Agama Sebagai Motor Perubahan Sosial.

Untuk lebih jelasnya maka perlu dipahami konsep tentang agama terkait perubahan sosial. Hargrove berpendapat bahwa agama adalah fenomena kemanusisan yang berfungsi menyatukan sistem budaya, sosial, dan personal menjadi satu kesatuan yang bermakna.

 

Beberapa komponen menurut Barbara Hargrove dapat dibagi dalam beberapa hal yaitu: (a) Komunitas pemeluk agama yang memiliki kesamaan; (b) Kesamaan mitos yang menafsirkan abstraksi nilai-nilai budaya ke dalam sejarah realitas melalui; (c) Perilaku ritual yang memungkinkan partisipasi pribadi; (d) Dimensi pengalaman yang diakui mencakup sesuatu yang lebih dari realitas sehari-hari-yang suci.

 

Durkheim (1966) seorang sosiolog Perancis mengemukakan secara panjang lebar tentang agama. Menurutnya, agama memiliki peran yang krusial dalam mempertahankan kohesi sosial sambil mengatur perilaku setiap manusia dalam masyarakat. Agama tidak terbatas pada suatu kepercayaan atau praktek keagamaan semata tetapi juga soal moralitas sosial. Nilai-nilai, norma, dan simbol-simbol dibentuk oleh agama dalam rangka membatasi kehidupan mansuia dalam suatu komunitas sosial.

 

Dalam pandangannya Durkheim sebenarnya memberikan penegasan bahwa representasi agama di dunia  tidak hanya memelihara stabilitas sosial melainkan menjadi motor perubahan signifikan dalam masyarakat.

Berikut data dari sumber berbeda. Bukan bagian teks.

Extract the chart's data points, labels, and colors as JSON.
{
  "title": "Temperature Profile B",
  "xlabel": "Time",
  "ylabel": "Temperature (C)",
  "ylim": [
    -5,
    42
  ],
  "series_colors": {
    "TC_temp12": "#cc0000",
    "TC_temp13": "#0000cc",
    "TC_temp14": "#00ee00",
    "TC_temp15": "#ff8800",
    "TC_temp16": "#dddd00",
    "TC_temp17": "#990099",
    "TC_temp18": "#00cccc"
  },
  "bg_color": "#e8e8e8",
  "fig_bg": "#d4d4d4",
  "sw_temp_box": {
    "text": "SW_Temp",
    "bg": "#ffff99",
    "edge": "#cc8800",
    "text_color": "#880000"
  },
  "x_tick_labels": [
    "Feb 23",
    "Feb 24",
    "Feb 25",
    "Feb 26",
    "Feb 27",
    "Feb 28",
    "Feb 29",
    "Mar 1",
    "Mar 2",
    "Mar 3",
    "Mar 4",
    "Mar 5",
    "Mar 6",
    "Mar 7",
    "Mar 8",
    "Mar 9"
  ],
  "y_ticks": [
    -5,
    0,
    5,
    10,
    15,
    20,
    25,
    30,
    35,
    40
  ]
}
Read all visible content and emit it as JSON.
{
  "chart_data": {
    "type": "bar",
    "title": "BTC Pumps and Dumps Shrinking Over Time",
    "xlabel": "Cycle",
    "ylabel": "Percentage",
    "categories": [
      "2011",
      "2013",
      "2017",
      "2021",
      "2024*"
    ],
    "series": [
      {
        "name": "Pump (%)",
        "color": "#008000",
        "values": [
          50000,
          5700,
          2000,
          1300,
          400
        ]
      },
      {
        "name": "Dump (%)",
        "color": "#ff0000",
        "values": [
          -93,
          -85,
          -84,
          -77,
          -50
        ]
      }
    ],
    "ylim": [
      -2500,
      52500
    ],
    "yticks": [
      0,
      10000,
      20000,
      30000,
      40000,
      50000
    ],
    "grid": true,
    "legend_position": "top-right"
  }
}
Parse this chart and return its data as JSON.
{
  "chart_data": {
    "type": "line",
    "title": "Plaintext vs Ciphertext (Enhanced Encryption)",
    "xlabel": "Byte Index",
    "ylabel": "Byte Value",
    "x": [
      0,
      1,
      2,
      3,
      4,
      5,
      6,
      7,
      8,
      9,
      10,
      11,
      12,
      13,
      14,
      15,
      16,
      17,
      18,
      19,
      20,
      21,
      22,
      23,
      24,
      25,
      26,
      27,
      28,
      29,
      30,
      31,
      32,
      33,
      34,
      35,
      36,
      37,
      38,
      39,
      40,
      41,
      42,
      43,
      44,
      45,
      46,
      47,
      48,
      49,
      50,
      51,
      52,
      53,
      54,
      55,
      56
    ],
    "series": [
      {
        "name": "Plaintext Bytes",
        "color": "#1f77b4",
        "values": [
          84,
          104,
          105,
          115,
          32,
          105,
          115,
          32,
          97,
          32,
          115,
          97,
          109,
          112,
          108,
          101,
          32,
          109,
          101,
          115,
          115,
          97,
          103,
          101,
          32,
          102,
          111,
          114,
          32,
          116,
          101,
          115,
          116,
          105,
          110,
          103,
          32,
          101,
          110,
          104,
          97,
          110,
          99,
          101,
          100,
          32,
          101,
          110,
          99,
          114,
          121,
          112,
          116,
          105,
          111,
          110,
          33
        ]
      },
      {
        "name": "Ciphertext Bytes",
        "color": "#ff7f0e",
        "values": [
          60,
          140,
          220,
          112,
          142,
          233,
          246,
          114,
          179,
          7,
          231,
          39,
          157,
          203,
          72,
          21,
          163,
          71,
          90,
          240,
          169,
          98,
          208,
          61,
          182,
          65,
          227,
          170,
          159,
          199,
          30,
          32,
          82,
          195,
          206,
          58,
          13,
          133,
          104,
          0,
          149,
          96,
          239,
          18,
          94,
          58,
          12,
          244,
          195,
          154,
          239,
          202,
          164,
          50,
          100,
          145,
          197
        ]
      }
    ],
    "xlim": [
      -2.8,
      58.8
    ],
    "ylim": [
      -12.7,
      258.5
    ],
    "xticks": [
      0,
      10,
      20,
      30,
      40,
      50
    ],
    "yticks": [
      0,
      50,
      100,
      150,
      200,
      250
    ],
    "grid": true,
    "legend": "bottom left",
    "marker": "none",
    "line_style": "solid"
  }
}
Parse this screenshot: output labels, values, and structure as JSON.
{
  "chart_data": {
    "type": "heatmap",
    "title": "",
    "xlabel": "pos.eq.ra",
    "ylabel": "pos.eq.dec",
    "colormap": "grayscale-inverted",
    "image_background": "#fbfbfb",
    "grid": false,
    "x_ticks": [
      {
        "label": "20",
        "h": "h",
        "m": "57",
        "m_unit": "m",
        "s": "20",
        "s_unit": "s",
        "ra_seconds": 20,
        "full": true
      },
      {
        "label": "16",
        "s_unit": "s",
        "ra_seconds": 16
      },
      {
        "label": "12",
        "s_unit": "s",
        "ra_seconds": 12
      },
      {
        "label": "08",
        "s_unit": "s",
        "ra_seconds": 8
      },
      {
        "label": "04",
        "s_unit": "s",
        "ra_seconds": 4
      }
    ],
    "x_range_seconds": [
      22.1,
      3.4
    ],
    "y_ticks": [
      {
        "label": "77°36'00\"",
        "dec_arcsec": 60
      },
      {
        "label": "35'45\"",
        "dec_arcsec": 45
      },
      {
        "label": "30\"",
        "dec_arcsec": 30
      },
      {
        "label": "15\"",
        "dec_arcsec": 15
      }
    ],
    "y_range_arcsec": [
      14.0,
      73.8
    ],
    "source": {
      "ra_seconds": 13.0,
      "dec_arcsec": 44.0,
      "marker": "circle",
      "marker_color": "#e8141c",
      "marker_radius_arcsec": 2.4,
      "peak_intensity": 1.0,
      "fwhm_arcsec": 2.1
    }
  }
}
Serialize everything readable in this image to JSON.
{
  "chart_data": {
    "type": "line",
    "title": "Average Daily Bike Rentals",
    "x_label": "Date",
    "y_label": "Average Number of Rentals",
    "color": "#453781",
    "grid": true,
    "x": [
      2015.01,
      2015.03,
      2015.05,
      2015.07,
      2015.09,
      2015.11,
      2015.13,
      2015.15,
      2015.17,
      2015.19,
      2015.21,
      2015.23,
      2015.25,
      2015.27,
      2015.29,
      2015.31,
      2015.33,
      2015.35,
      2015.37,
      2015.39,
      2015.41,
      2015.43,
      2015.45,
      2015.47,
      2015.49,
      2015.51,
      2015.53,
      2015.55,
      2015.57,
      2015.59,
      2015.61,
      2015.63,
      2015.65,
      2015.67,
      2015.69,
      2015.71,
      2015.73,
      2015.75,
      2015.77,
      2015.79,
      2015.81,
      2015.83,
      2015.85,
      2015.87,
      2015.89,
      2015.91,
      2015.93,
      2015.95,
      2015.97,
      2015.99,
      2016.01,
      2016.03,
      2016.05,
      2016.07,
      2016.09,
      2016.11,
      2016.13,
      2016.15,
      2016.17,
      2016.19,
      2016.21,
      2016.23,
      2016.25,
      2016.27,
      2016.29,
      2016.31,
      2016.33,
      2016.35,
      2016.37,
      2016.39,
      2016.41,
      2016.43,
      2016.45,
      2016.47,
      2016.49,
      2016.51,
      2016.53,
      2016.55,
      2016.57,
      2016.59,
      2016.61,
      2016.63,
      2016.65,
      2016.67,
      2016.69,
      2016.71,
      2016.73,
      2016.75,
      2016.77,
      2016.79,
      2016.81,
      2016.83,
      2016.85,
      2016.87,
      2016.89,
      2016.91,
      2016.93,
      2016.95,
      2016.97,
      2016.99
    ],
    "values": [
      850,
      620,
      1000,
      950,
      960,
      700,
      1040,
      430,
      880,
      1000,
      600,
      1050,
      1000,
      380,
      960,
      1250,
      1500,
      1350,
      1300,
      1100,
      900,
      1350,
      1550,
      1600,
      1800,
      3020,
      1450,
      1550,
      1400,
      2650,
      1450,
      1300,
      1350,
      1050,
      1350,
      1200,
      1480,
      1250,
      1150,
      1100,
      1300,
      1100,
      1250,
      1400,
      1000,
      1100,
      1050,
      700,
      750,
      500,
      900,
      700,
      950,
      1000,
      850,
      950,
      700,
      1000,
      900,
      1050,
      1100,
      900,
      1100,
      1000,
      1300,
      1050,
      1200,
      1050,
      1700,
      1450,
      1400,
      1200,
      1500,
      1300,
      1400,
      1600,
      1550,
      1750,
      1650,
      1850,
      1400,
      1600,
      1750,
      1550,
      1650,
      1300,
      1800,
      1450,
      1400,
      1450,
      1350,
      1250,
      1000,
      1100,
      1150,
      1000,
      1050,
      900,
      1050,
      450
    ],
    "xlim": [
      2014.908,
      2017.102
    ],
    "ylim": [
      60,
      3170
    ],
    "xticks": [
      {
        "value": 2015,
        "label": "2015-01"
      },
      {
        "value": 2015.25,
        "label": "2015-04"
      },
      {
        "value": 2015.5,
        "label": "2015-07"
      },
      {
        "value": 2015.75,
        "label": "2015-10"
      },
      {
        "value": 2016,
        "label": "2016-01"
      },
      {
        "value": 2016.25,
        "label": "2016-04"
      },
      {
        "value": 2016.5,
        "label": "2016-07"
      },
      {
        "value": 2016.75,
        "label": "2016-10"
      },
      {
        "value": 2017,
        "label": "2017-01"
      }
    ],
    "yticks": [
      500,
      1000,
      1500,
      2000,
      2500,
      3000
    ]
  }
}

Dengan demikian agama tidak dapat dipisahkan dengan kehidupan manusia. manusia tidak dapat dipisahkan dengan masyarakat. Agama, manusia, dan masyarakat adalah tiga hal yang selalu berjalan beriringan dan tak bisa dipisahkan. Mereka ada dalam suatu eksistensi sosial.

 

Sebagai motor perubahan sosial maka agama dapat memobilisasi manusia untuk berpartisipasi dalam kegiatan sosial, mengadvokasi suatu perubahan yang ada dalam bidang politik, juga mengedepankan masalah kemanusiaan yang mengglobal. Namun peran agama sebagai motor perubahan sosial dihadapkan dengan beberapa tantangan terkait fungsi agama yang sejati. Selain itu, tantangan yang tidak dapat diabaikan yaitu: konflik internal antar agama, ketidakseimbangan kekuasaan, dan interpretasi agama yang berbeda-beda antara yang satu dengan lainnya.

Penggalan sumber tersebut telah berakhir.